Study: Wind power = nightmares, inner-ear disturbances – I say FUD


I have to say, I’m pretty skeptical of this study. On the surface it seems pretty straightforward: most of the families who lived near wind farms had a similar (if vague) constellation of symptoms including sleep trouble, nightmares, migraines, and other generically scary stuff. Dr. Nina Pierpont suggests this is an effect of long-term exposure of the inner ear to low-frequency vibrations produced by wind turbines. Here’s where I take issue with the idea, but I don’t want to take up the whole front page with my reservations. Click below for why I think this is nothing but a healthy dose of fear, uncertainty, and doubt.

Let’s do a little experiment. Yes, right now! Turn off the music and listen. Do you hear anything? Listen harder. Can you hear those power lines buzzing? Can you hear the fridge hum? Can you hear the freeway rumble? We are saturated with noise and hardly notice it. Even in remote parts of the country you are exposed to it, and if constant noise at any frequency were as harmful as Pierpont suggests, those of us in urban areas would all be long dead.

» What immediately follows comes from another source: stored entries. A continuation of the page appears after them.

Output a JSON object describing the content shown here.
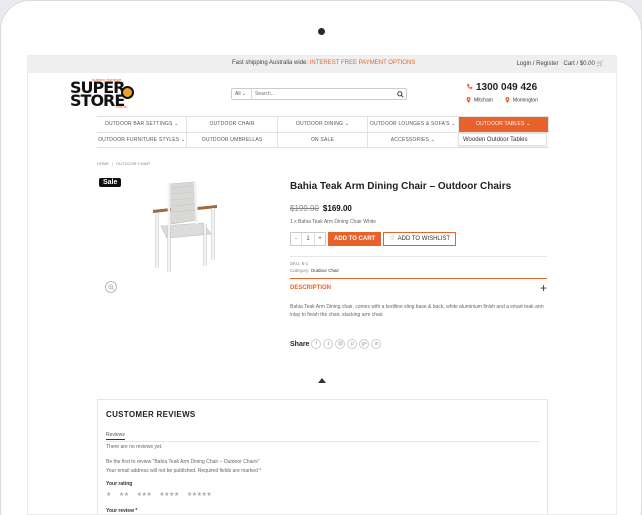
{
  "topbar": {
    "shipping_text": "Fast shipping Australia wide:",
    "promo_text": "INTEREST FREE PAYMENT OPTIONS",
    "account_text": "Login / Register",
    "cart_text": "Cart / $0.00"
  },
  "logo": {
    "small_text": "outdoor furniture",
    "line1": "SUPER",
    "line2": "STORE",
    "tag": "com.au"
  },
  "search": {
    "category": "All",
    "placeholder": "Search..."
  },
  "contact": {
    "phone": "1300 049 426",
    "stores": [
      "Mitcham",
      "Mornington"
    ]
  },
  "nav": {
    "row1": [
      "OUTDOOR BAR SETTINGS ⌄",
      "OUTDOOR CHAIR",
      "OUTDOOR DINING ⌄",
      "OUTDOOR LOUNGES & SOFA'S ⌄",
      "OUTDOOR TABLES ⌄"
    ],
    "row2": [
      "OUTDOOR FURNITURE STYLES ⌄",
      "OUTDOOR UMBRELLAS",
      "ON SALE",
      "ACCESSORIES ⌄",
      ""
    ],
    "dropdown_item": "Wooden Outdoor Tables"
  },
  "breadcrumb": {
    "home": "HOME",
    "separator": "/",
    "current": "OUTDOOR CHAIR"
  },
  "product": {
    "sale_badge": "Sale",
    "title": "Bahia Teak Arm Dining Chair – Outdoor Chairs",
    "old_price": "$199.00",
    "new_price": "$169.00",
    "variant": "1 x Bahia Teak Arm Dining Chair White",
    "quantity": "1",
    "minus": "-",
    "plus": "+",
    "add_to_cart": "ADD TO CART",
    "add_to_wishlist": "ADD TO WISHLIST",
    "sku_label": "SKU: 6-1",
    "category_label": "Category:",
    "category_value": "Outdoor Chair",
    "description_header": "DESCRIPTION",
    "description": "Bahia Teak Arm Dining chair, comes with a textiline sling base & back, white aluminium finish and a smart teak arm inlay to finish the chair, stacking arm chair.",
    "share_label": "Share",
    "share_icons": [
      "f",
      "t",
      "@",
      "p",
      "g+",
      "in"
    ]
  },
  "reviews": {
    "heading": "CUSTOMER REVIEWS",
    "tab": "Reviews",
    "none_text": "There are no reviews yet.",
    "first_text": "Be the first to review “Bahia Teak Arm Dining Chair – Outdoor Chairs”",
    "email_note": "Your email address will not be published. Required fields are marked *",
    "rating_label": "Your rating",
    "stars": [
      "★",
      "★★",
      "★★★",
      "★★★★",
      "★★★★★"
    ],
    "review_label": "Your review *"
  },
  "colors": {
    "accent": "#e8632c",
    "dark": "#111111"
  }
}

Even if there is a secret frequency that causes all these vague and overreported symptoms to increase, what’s the mechanism? How could a (dis)harmonic frequency be the same for men, women, children of all sizes with different inner ears, different susceptibilities? The symptoms reported are like a laundry list of the most commonly reported problems all over the world since long before wind turbines started spinning.

And even if we grant this secret frequency and that the symptoms reported are related, just how little respect is being given to our bodies and brains? Your brain and inner ear are fabulously elegant and self-repairing; we naturally adapt to a constant stimulus over a period of time, it’s built into neural hardware going all the way back to sea snails. A low-frequency hum somehow cuts through defenses that have held up in the brains of sailors in nuclear submarines for months? Go watch Das Boot and tell me that you’d prefer a month of wind turbines.

I’ll acknowledge that the hum from a wind turbine might be noticeable, and might even bug some people until they got used to it, but I have to object to the idea that they could cause the medical problems suggested, by any mechanism whatsoever. Let me offer my own professional diagnosis of the people suffering from windmills being put in nearby: acute NIMBYitis.